Ses eaux sont calmes et tièdes, d’une salinité très fluctuante, mais toujours plus douce que la moyenne des mers de l’Ether.
Malgré ce climat accueillant et douillet, le paysage de ces fonds marins n’est marqué que par les éléments du refuge : Cavernes, abîmes, puits et autres anfractuosités sont pléthore le long de cette faille de construction délimitant les plaques virléonésienne et canicornicaine.
Des crustacés géants y ont élu domicile, constituant par endroits de véritables champs de coquilles agglomérées qui prolifèrent dans la vase, et jusqu’autour des nombreuses sources chaudes qui dispensent généreusement leurs eaux nourricières sorties des entrailles de la mer.

Mais plus encore que ses paysages et sa faune, ce sont ses murs qui donnent à cet ensemble sa réelle unité géographique : Des murs d’algues impénétrables et cotonneuses (les « nébulofonges ») liées entre elles pas une matière visqueuse, s’étendent en effet tout au long des frontières qui séparent la Cancrélie des mers du nord et du sud. Ils protègent l’empire de toute intrusion ennemie et permet une régulation des températures marines.

On dit que le nom même de cette mer viendrait de ces murailles puisque « mer murmurée », dans la langue du pays qui redouble toujours la première syllabe, signifierait tout simplement « mer murée ». Mais on prête parfois à ce nom une autre signification : Les Myrmidones, les créatures qui peuplent ces eaux, sont si timides et si discrètes qu’on ne les entend que lorsqu’elles chantent à leurs nymphes les berceuses qui préservent leur sommeil. C’est alors un doux et faible « murmure » qui envahit les eaux.

• Le peuple des filles

L'impératrice-mère des myrmidones cancréliennes
L’activité principale de ces petits êtres est en effet la procréation et la protection de leurs enfants qui naissent sous forme d’œufs, puis évoluent en nymphes, avant de devenir adultes.
La fonction de reproduction est cependant réservée toute entière à un seul être, l’impératrice-mère, corpulente, le ventre recouvert de mamelles. Ses membres inférieurs sont ceux d’une pieuvre qui lui forment une ample robe noire. Son visage est rond et blanc, encerclé de cheveux noirs et d’une couronne brillante comme la lune.
L’impératrice, origine de la vie, est centre de l’attention de toute la société. Les étapes de sa vie sont liées aux phases de la lune : Quand celle ci est visible, la reine dort, et l’on dit que la lune est le fruit de ses rêves.

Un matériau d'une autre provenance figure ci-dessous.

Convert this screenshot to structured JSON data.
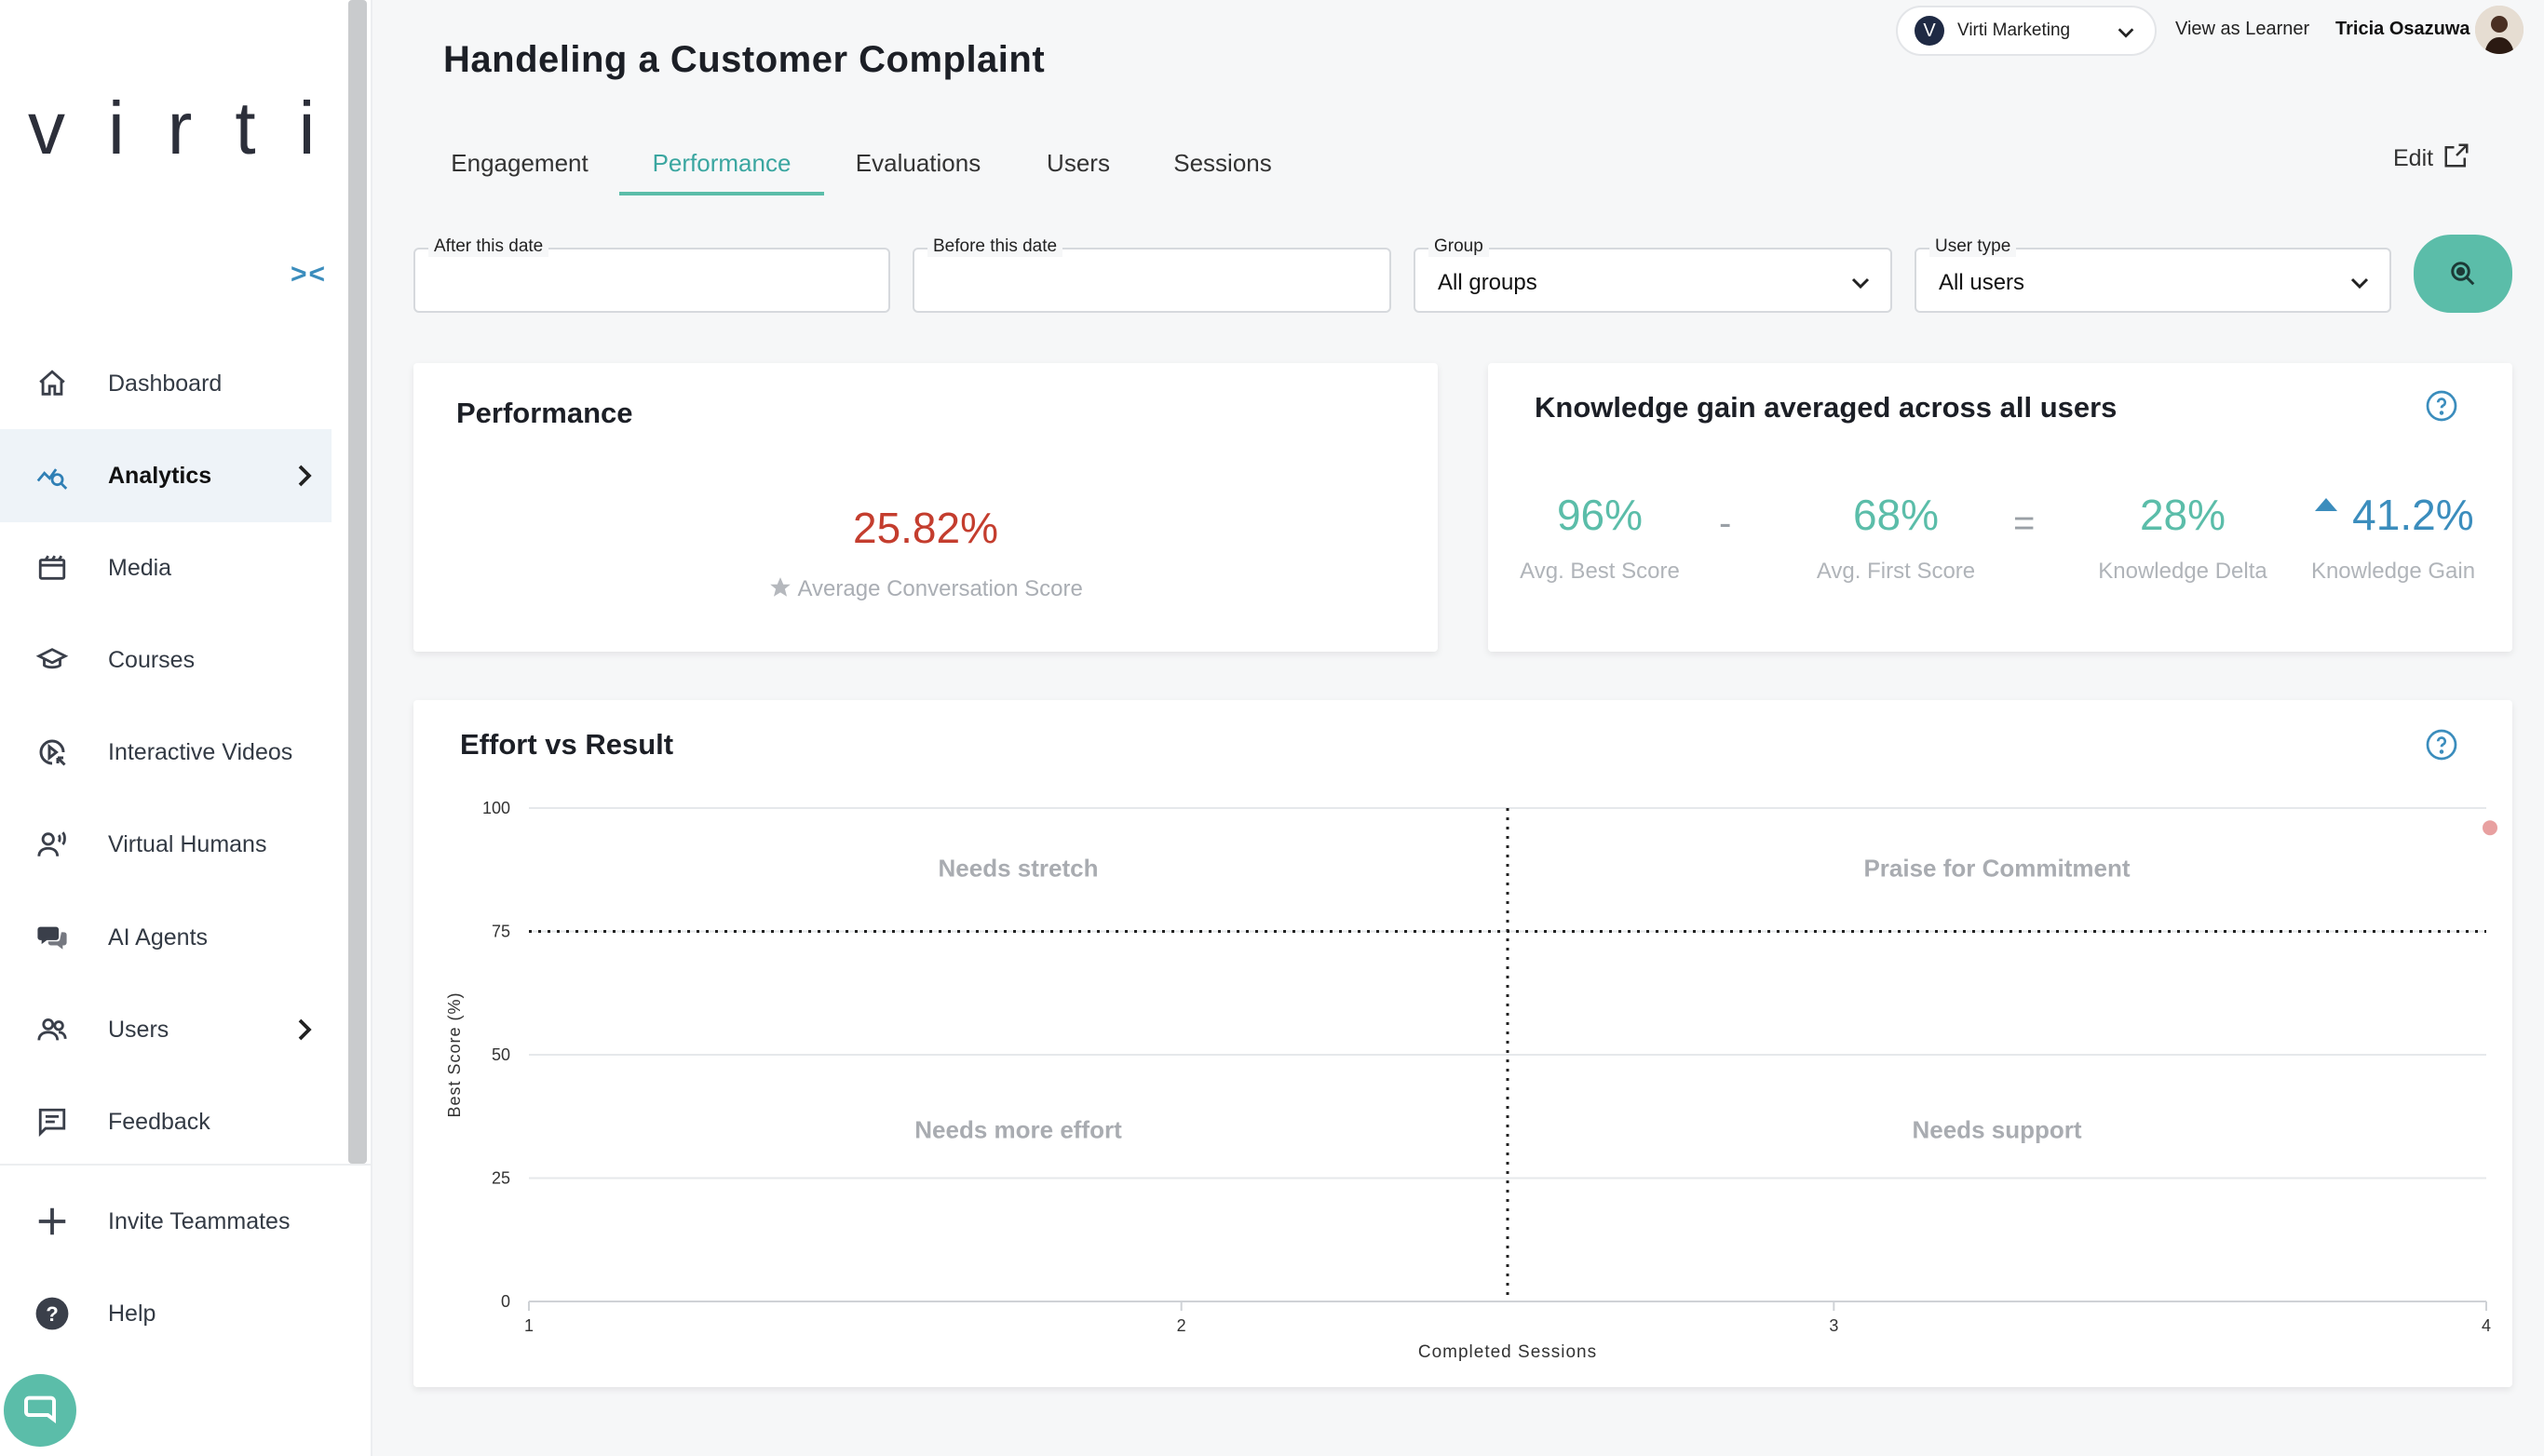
{
  "brand": {
    "logo_text": "virti",
    "accent": "#5bbda9",
    "link_blue": "#3b8dbd",
    "alert_red": "#c43d2e"
  },
  "sidebar": {
    "collapse_icon": "collapse-arrows-icon",
    "items": [
      {
        "label": "Dashboard",
        "icon": "home-icon"
      },
      {
        "label": "Analytics",
        "icon": "analytics-icon",
        "active": true,
        "has_submenu": true
      },
      {
        "label": "Media",
        "icon": "film-icon"
      },
      {
        "label": "Courses",
        "icon": "graduation-cap-icon"
      },
      {
        "label": "Interactive Videos",
        "icon": "interactive-video-icon"
      },
      {
        "label": "Virtual Humans",
        "icon": "virtual-human-icon"
      },
      {
        "label": "AI Agents",
        "icon": "chat-bubbles-icon"
      },
      {
        "label": "Users",
        "icon": "users-icon",
        "has_submenu": true
      },
      {
        "label": "Feedback",
        "icon": "feedback-icon"
      },
      {
        "label": "Invite Teammates",
        "icon": "plus-icon"
      },
      {
        "label": "Help",
        "icon": "help-icon"
      }
    ]
  },
  "header": {
    "org_initial": "V",
    "org_name": "Virti Marketing",
    "view_as_learner": "View as Learner",
    "user_name": "Tricia Osazuwa",
    "page_title": "Handeling a Customer Complaint",
    "edit_label": "Edit"
  },
  "tabs": [
    {
      "label": "Engagement"
    },
    {
      "label": "Performance",
      "active": true
    },
    {
      "label": "Evaluations"
    },
    {
      "label": "Users"
    },
    {
      "label": "Sessions"
    }
  ],
  "filters": {
    "after_label": "After this date",
    "after_value": "",
    "before_label": "Before this date",
    "before_value": "",
    "group_label": "Group",
    "group_value": "All groups",
    "user_type_label": "User type",
    "user_type_value": "All users"
  },
  "performance": {
    "title": "Performance",
    "value": "25.82%",
    "label": "Average Conversation Score"
  },
  "knowledge_gain": {
    "title": "Knowledge gain averaged across all users",
    "best": {
      "value": "96%",
      "label": "Avg. Best Score"
    },
    "minus": "-",
    "first": {
      "value": "68%",
      "label": "Avg. First Score"
    },
    "equals": "=",
    "delta": {
      "value": "28%",
      "label": "Knowledge Delta"
    },
    "gain": {
      "value": "41.2%",
      "label": "Knowledge Gain"
    }
  },
  "effort": {
    "title": "Effort vs Result"
  },
  "chart_data": {
    "type": "scatter",
    "title": "Effort vs Result",
    "xlabel": "Completed Sessions",
    "ylabel": "Best Score (%)",
    "xlim": [
      1,
      4
    ],
    "ylim": [
      0,
      100
    ],
    "x_ticks": [
      1,
      2,
      3,
      4
    ],
    "y_ticks": [
      0,
      25,
      50,
      75,
      100
    ],
    "threshold_x": 2.5,
    "threshold_y": 75,
    "quadrants": {
      "top_left": "Needs stretch",
      "top_right": "Praise for Commitment",
      "bottom_left": "Needs more effort",
      "bottom_right": "Needs support"
    },
    "points": [
      {
        "x": 4,
        "y": 96
      }
    ],
    "point_color": "#e8a0a0",
    "grid": true
  }
}
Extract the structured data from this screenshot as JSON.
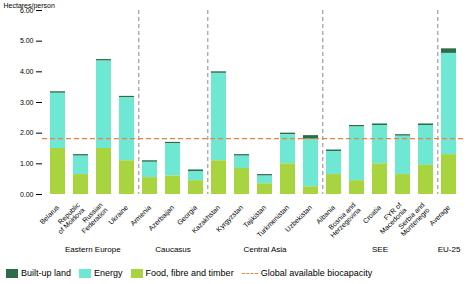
{
  "chart_data": {
    "type": "bar",
    "stacked": true,
    "categories": [
      "Belarus",
      "Republic\nof Moldova",
      "Russian\nFederation",
      "Ukraine",
      "Armenia",
      "Azerbaijan",
      "Georgia",
      "Kazakhstan",
      "Kyrgyzstan",
      "Tajikistan",
      "Turkmenistan",
      "Uzbekistan",
      "Albania",
      "Bosnia and\nHerzegovina",
      "Croatia",
      "FYR of\nMacedonia",
      "Serbia and\nMontenegro",
      "Average"
    ],
    "series": [
      {
        "name": "Built-up land",
        "color": "#2d6b4a",
        "values": [
          0.05,
          0.05,
          0.05,
          0.05,
          0.05,
          0.05,
          0.05,
          0.05,
          0.05,
          0.05,
          0.05,
          0.12,
          0.05,
          0.05,
          0.05,
          0.05,
          0.05,
          0.15
        ]
      },
      {
        "name": "Energy",
        "color": "#6ee8d2",
        "values": [
          1.8,
          0.6,
          2.85,
          2.05,
          0.5,
          1.05,
          0.3,
          2.85,
          0.4,
          0.25,
          0.95,
          1.55,
          0.75,
          1.75,
          1.25,
          1.25,
          1.3,
          3.3
        ]
      },
      {
        "name": "Food, fibre and timber",
        "color": "#a8d440",
        "values": [
          1.5,
          0.65,
          1.5,
          1.1,
          0.55,
          0.6,
          0.45,
          1.1,
          0.85,
          0.35,
          1.0,
          0.25,
          0.65,
          0.45,
          1.0,
          0.65,
          0.95,
          1.3
        ]
      }
    ],
    "hlines": [
      {
        "name": "Global available biocapacity",
        "value": 1.82,
        "color": "#e8823c",
        "line_style": "dashed"
      }
    ],
    "groups": [
      {
        "label": "Eastern Europe",
        "first": "Belarus",
        "last": "Ukraine"
      },
      {
        "label": "Caucasus",
        "first": "Armenia",
        "last": "Georgia"
      },
      {
        "label": "Central Asia",
        "first": "Kazakhstan",
        "last": "Uzbekistan"
      },
      {
        "label": "SEE",
        "first": "Albania",
        "last": "Serbia and\nMontenegro"
      },
      {
        "label": "EU-25",
        "first": "Average",
        "last": "Average"
      }
    ],
    "ylabel": "Hectares/person",
    "ylim": [
      0,
      6.0
    ],
    "yticks": [
      {
        "value": 0.0,
        "label": "0.00"
      },
      {
        "value": 1.0,
        "label": "1.00"
      },
      {
        "value": 2.0,
        "label": "2.00"
      },
      {
        "value": 3.0,
        "label": "3.00"
      },
      {
        "value": 4.0,
        "label": "4.00"
      },
      {
        "value": 5.0,
        "label": "5.00"
      },
      {
        "value": 6.0,
        "label": "6.00"
      }
    ],
    "grid": false,
    "legend": "bottom"
  }
}
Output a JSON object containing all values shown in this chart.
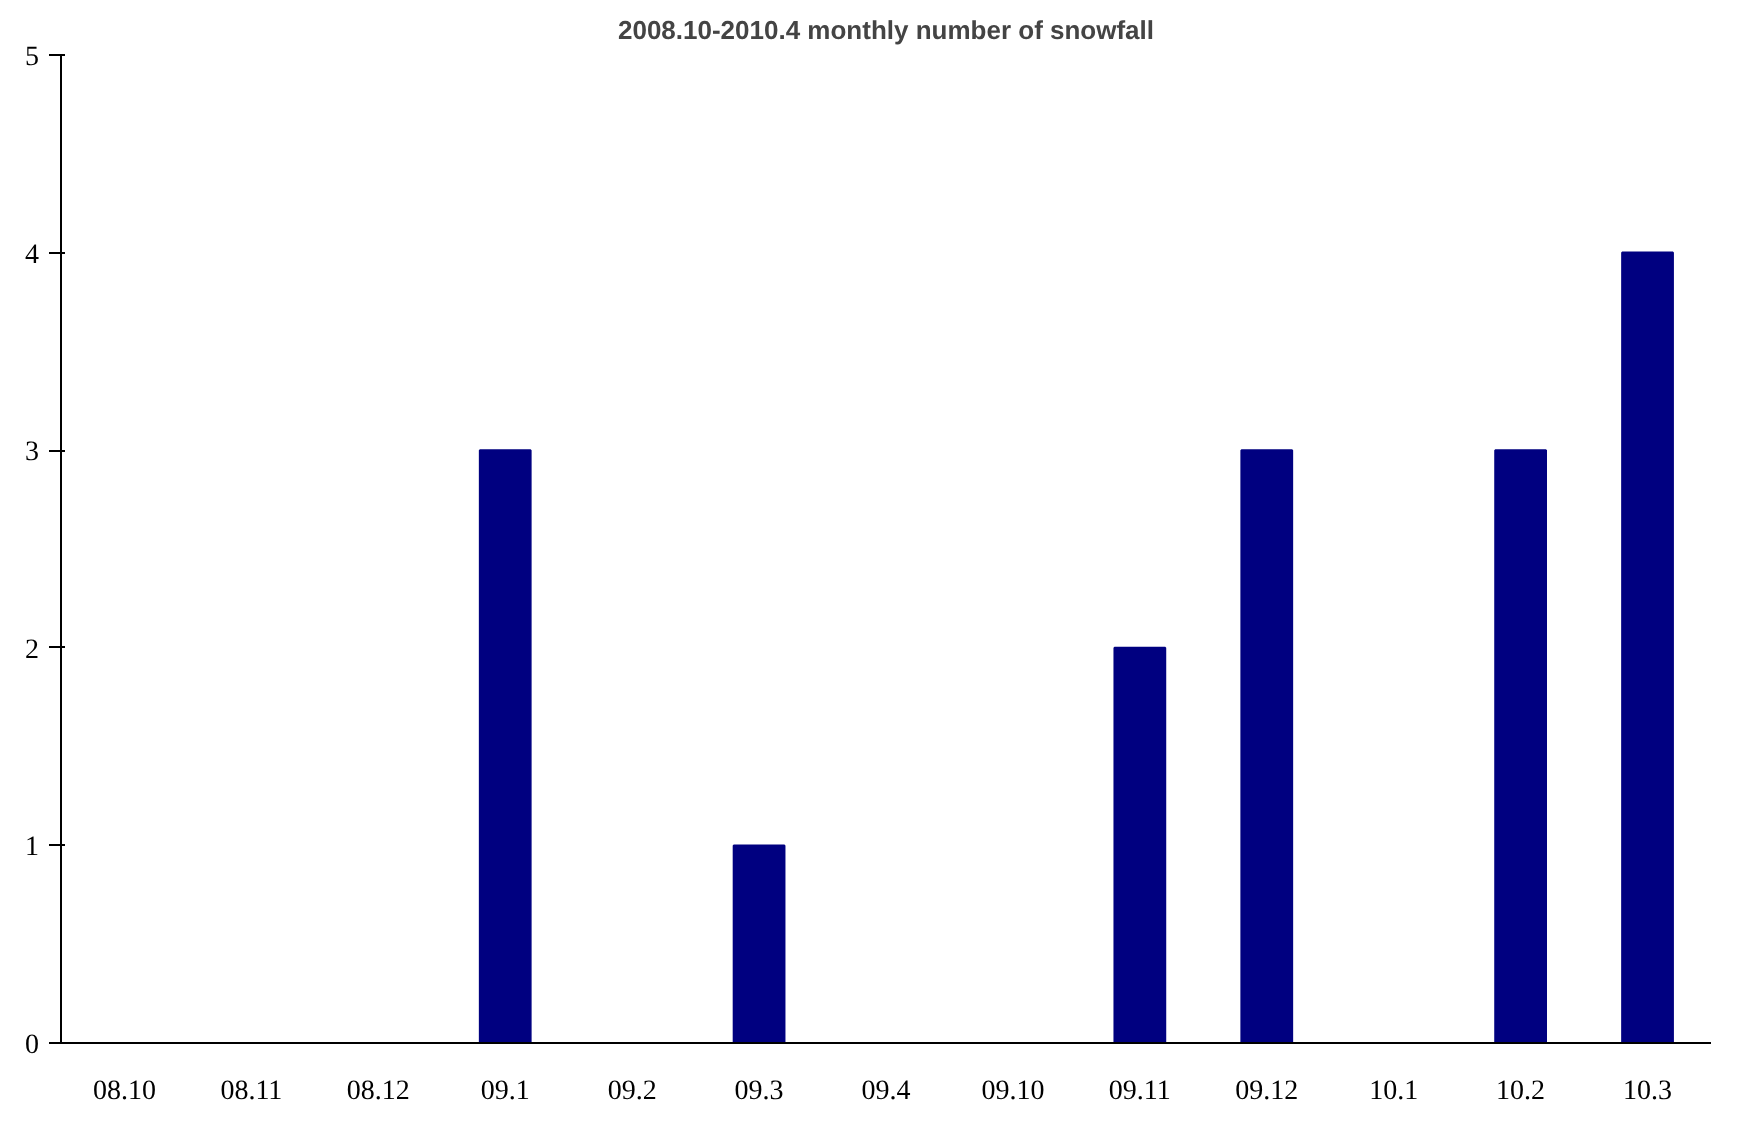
{
  "chart_data": {
    "type": "bar",
    "title": "2008.10-2010.4 monthly number of snowfall",
    "categories": [
      "08.10",
      "08.11",
      "08.12",
      "09.1",
      "09.2",
      "09.3",
      "09.4",
      "09.10",
      "09.11",
      "09.12",
      "10.1",
      "10.2",
      "10.3"
    ],
    "values": [
      0,
      0,
      0,
      3,
      0,
      1,
      0,
      0,
      2,
      3,
      0,
      3,
      4
    ],
    "color": "#000080",
    "ylim": [
      0,
      5
    ],
    "yticks": [
      0,
      1,
      2,
      3,
      4,
      5
    ],
    "grid": false
  }
}
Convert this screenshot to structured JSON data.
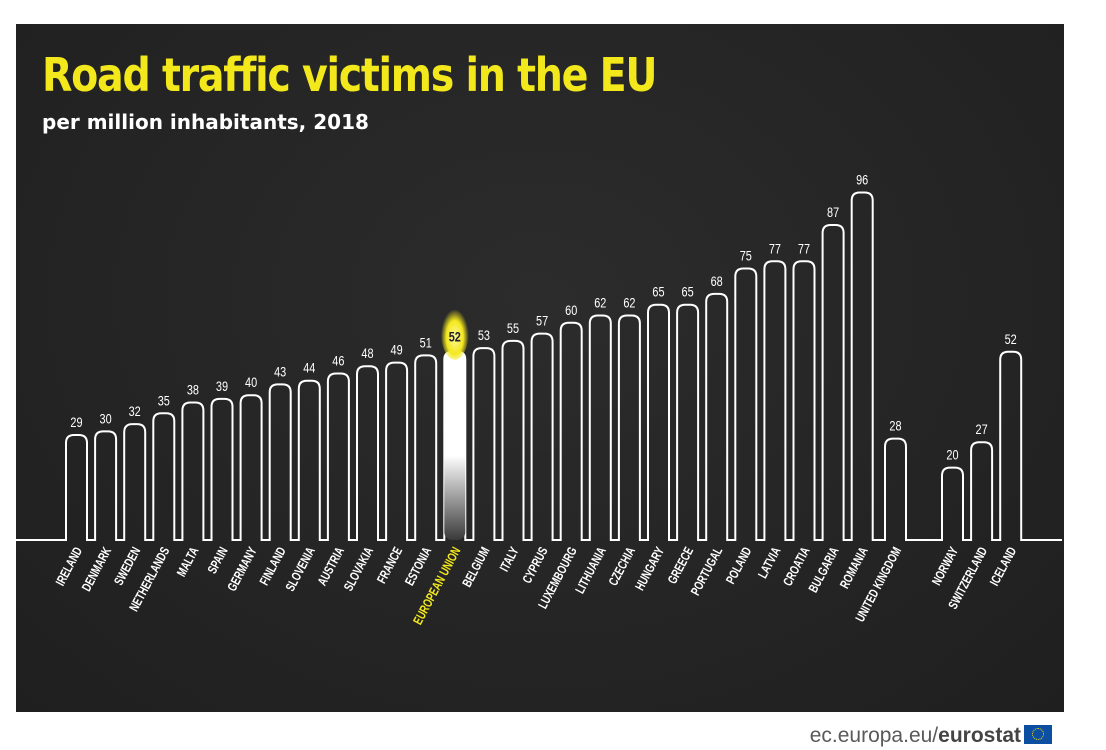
{
  "chart_data": {
    "type": "bar",
    "title": "Road traffic victims in the EU",
    "subtitle": "per million inhabitants, 2018",
    "unit": "per million inhabitants",
    "highlight": "EUROPEAN UNION",
    "highlight_color": "#f3e81c",
    "line_color": "#ffffff",
    "background_color": "#232323",
    "groups": [
      {
        "categories": [
          "IRELAND",
          "DENMARK",
          "SWEDEN",
          "NETHERLANDS",
          "MALTA",
          "SPAIN",
          "GERMANY",
          "FINLAND",
          "SLOVENIA",
          "AUSTRIA",
          "SLOVAKIA",
          "FRANCE",
          "ESTONIA",
          "EUROPEAN UNION",
          "BELGIUM",
          "ITALY",
          "CYPRUS",
          "LUXEMBOURG",
          "LITHUANIA",
          "CZECHIA",
          "HUNGARY",
          "GREECE",
          "PORTUGAL",
          "POLAND",
          "LATVIA",
          "CROATIA",
          "BULGARIA",
          "ROMANIA"
        ],
        "values": [
          29,
          30,
          32,
          35,
          38,
          39,
          40,
          43,
          44,
          46,
          48,
          49,
          51,
          52,
          53,
          55,
          57,
          60,
          62,
          62,
          65,
          65,
          68,
          75,
          77,
          77,
          87,
          96
        ]
      },
      {
        "categories": [
          "UNITED KINGDOM"
        ],
        "values": [
          28
        ]
      },
      {
        "categories": [
          "NORWAY",
          "SWITZERLAND",
          "ICELAND"
        ],
        "values": [
          20,
          27,
          52
        ]
      }
    ],
    "ylim": [
      0,
      100
    ]
  },
  "footer": {
    "site": "ec.europa.eu/",
    "brand": "eurostat",
    "flag_icon": "eu-flag-icon"
  }
}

Lorsque la nouvelle lune survient, la reine se réveille, en émanant une lumière si vive que ses filles adultes en meurent, et que les nymphes prennent leur place.
Elle pond alors 25 000 œufs, puis elle «s’envogue» avec les quelques mâles pour être fécondée et se replace enfin dans son lit pour une nouvelle gestation de 27 jours.
Les œufs sont alors pris en charge par les nouvelles adultes, placés dans les pouponnières et choyés.

Les myrmidones sont beaucoup plus petites que leur souveraine, et coiffées en croissant.
Elles vouent à leur mère et à la Lune un culte sans borne et ne vivent que pour cet amour filial.